Trois générations pour une obsolescence

Genève • Les habitant.e.s. de la Ville voteront le 7 mars sur un projet de parking au centre, en échange d’une piétonnisation de quelques rues. (Par Pascal Holenweg, Paru sur Cause toujours, adapté par la rédaction)

A quoi a-t-on affaire avec le projet de parking «Clé-de-Rive», soumis au vote des habitantes et habitants de la Ville de Genève? A une relique. Un souvenir. Un document à archiver, qui date d’un temps où l’urgence climatique n’avait pas encore été proclamée par la Ville et le Canton, où la population n’avait pas encore exprimé son choix pour des modes de transports plus doux que la bagnole, où elle n’avait pas encore voté la loi sur la mobilité «cohérente et équilibrée» et n’attendait pas encore qu’on la mette en oeuvre.

Aspirateur à cylindrées

Le parking proposé serait, avec ses 498 places sur six niveaux (plus 388 places pour deux-roues motorisés) un véritable aspirateur à voitures, attirant de la circulation automobile en ville, alors que les sept parkings voisins, dont la fréquentation est en baisse constante, disposent d’un nombre suffisant de places libres toute l’année. Pour faire avaler ce projet ringard (et privé) à une population qui n’en a pas besoin (c’est la Ville qui vote, pas Anières ou Vandoeuvres), le promoteur l’a recouvert d’un joli nappage sucré: une «zone piétonne» – ou plutôt ce qui est présenté comme telle, au prix de l’abattage de 69 arbres en violation du moratoire voté par la Ville de Genève sur la coupe des arbres.

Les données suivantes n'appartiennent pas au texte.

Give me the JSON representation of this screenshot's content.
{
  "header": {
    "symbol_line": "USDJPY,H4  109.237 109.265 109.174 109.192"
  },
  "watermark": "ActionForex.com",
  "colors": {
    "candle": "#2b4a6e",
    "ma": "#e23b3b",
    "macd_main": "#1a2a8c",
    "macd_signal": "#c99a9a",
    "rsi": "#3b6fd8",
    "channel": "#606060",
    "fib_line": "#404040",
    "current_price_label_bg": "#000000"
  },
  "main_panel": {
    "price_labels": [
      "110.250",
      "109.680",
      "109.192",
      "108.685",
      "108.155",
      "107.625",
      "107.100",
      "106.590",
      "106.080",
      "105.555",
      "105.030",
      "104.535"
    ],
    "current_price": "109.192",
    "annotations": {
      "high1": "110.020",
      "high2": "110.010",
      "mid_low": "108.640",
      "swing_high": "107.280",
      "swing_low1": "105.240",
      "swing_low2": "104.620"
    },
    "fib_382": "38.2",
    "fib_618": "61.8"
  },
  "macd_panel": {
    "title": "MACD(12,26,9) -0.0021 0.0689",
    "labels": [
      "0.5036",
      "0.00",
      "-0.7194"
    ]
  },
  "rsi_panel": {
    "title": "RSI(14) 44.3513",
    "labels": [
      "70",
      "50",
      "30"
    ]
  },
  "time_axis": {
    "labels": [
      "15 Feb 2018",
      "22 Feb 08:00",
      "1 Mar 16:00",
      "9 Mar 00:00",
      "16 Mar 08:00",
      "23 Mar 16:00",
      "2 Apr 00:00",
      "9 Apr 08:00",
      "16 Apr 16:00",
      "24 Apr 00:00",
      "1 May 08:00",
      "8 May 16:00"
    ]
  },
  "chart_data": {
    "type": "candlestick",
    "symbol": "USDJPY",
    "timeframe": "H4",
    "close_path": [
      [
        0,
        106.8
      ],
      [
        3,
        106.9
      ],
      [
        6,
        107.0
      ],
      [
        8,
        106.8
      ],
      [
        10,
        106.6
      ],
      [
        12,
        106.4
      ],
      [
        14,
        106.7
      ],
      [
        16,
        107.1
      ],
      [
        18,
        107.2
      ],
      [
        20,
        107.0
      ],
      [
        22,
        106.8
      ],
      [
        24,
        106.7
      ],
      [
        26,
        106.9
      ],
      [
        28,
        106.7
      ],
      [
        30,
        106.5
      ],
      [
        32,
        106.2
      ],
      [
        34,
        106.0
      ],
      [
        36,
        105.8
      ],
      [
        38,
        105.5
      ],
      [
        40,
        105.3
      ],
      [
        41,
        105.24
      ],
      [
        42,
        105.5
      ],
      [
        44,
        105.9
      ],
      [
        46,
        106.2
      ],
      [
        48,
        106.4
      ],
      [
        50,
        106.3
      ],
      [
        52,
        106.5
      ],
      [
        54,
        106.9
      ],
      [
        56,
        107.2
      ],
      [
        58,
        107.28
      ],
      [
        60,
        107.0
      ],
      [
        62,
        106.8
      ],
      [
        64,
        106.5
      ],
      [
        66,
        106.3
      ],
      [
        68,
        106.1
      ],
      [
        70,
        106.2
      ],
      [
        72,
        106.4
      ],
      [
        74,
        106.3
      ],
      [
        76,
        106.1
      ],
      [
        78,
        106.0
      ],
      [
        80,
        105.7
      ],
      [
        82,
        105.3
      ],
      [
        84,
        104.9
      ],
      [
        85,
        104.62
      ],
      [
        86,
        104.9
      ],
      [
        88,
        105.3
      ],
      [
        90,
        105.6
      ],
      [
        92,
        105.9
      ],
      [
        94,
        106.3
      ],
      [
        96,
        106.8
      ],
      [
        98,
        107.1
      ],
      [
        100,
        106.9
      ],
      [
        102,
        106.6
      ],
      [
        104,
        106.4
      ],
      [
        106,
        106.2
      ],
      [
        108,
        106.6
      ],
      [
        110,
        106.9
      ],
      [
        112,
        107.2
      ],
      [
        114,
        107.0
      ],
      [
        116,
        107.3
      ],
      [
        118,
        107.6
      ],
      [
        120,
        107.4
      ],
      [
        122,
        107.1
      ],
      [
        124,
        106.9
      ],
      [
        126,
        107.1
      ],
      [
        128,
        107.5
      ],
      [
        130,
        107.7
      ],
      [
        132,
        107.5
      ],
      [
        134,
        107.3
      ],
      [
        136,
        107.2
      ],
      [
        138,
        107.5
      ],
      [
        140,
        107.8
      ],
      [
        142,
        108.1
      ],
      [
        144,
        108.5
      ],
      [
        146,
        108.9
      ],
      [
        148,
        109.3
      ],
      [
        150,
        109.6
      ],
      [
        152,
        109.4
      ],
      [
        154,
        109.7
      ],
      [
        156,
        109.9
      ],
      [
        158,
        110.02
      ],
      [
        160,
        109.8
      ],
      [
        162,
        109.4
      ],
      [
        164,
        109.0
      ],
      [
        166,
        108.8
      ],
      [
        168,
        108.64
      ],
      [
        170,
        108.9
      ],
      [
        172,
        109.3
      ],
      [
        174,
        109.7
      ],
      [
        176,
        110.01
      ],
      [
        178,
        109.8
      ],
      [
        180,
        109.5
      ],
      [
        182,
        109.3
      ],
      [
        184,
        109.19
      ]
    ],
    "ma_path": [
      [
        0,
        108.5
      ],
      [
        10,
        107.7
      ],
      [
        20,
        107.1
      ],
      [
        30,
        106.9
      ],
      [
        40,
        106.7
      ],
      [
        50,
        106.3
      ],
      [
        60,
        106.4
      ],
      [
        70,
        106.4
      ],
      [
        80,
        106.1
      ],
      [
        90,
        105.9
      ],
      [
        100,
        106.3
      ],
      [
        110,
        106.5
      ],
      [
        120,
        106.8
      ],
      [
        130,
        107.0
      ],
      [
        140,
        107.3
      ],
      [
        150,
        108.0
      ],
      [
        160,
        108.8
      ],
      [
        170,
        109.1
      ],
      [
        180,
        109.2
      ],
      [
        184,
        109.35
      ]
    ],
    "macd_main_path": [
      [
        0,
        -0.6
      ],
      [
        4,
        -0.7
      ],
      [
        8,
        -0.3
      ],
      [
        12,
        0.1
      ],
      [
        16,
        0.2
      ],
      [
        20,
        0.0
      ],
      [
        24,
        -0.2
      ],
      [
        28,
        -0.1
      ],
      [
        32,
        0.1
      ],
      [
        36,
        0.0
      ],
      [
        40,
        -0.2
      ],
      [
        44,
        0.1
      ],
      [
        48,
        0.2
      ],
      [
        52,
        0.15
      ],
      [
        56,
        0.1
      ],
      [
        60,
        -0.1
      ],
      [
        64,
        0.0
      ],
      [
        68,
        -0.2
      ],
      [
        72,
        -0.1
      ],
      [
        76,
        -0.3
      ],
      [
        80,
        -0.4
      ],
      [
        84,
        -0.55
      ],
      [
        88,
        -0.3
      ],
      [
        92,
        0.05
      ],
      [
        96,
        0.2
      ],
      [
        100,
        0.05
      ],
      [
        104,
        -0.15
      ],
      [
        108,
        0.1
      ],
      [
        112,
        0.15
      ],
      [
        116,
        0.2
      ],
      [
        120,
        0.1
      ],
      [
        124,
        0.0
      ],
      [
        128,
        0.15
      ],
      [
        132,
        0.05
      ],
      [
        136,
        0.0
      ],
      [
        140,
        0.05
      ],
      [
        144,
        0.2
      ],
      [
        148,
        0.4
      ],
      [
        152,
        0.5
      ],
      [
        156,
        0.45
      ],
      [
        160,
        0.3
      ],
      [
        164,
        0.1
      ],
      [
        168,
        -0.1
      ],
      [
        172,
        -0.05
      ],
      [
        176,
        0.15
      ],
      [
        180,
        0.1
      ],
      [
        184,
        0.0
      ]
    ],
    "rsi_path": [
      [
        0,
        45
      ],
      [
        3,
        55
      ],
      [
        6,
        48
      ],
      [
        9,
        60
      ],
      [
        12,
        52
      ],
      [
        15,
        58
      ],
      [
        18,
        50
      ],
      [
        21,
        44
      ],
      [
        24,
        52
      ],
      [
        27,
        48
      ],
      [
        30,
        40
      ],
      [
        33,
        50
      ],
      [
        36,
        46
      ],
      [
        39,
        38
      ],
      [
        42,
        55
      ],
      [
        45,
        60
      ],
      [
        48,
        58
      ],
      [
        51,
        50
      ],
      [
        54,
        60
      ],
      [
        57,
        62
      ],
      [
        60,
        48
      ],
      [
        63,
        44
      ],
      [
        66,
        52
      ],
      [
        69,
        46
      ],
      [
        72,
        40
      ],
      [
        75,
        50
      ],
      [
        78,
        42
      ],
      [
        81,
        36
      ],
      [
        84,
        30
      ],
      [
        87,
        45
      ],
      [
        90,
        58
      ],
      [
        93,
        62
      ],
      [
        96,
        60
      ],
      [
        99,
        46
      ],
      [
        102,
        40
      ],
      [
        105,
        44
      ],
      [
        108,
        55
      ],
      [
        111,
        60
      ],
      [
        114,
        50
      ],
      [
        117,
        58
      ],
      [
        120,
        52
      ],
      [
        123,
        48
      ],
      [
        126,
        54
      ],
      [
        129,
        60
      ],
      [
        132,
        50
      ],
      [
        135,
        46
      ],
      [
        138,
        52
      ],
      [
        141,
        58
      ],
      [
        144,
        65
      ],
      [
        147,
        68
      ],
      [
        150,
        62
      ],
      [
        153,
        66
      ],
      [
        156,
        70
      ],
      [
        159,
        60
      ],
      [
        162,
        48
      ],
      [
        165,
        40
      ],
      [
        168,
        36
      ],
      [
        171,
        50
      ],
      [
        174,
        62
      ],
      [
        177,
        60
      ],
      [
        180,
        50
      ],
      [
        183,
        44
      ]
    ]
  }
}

Une zone piétonne, vraiment? En réalité, la seule vraie piétonnisation proposée est celle de la première partie de la rue Pierre-Fatio; la rue d’Italie, soi-disant à priorité piétonne, constituera l’axe principal de passage des nombreuses lignes TPG dans le secteur, avec ses nuisances et ses dangers évidents pour les piéton.ne.s. Et le boulevard Helvétique sera transformé en véritable autoroute urbaine avec l’ajout d’une voie de circulation automobile. Nous sommes partisans de la création d’une zone piétonne. Mais d’une vraie.

Pour une réelle zone piétonne

Nous refusons ce parking obsolète, mais prévu pour durer au moins 65 ans – trois générations… c’est long, pour une obsolescence – et de nous contenter de la zone piétonne au rabais proposée pour nous le faire avaler. Une initiative a d’ailleurs abouti pour qu’une véritable zone piétonne soit créée autour de Rive, sans devoir être payée par un parking. On veut des parkings? Qu’on les crée là où le besoin s’en fait sentir: à l’entrée de la ville pas en son centre. Et qu’on les crée en supprimant autant de places en surface qu’on en a enterrées, pas en s’accrochant à une règle de compensation intégrale que le peuple lui-même a révoquée en septembre dernier.
A quoi cela rimerait, de lier la Ville pendant 65 ans à un projet privé qui fleure bon le fétichisme bagnolard des années soixante du siècle dernier, et ne tient aucun compte ni des changements de comportement des habitants, ni de la volonté collective de libérer les villes de l’emprise de l’automobile, ni de l’urgence climatique? Genève a commencé à rattraper son retard dans le passage du «tout automobile» à la «mobilité douce». Elle le fait trop lentement à notre goût, mais au moins elle le fait. Ne la freinons pas dans cet élan, si timoré qu’il nous semble encore.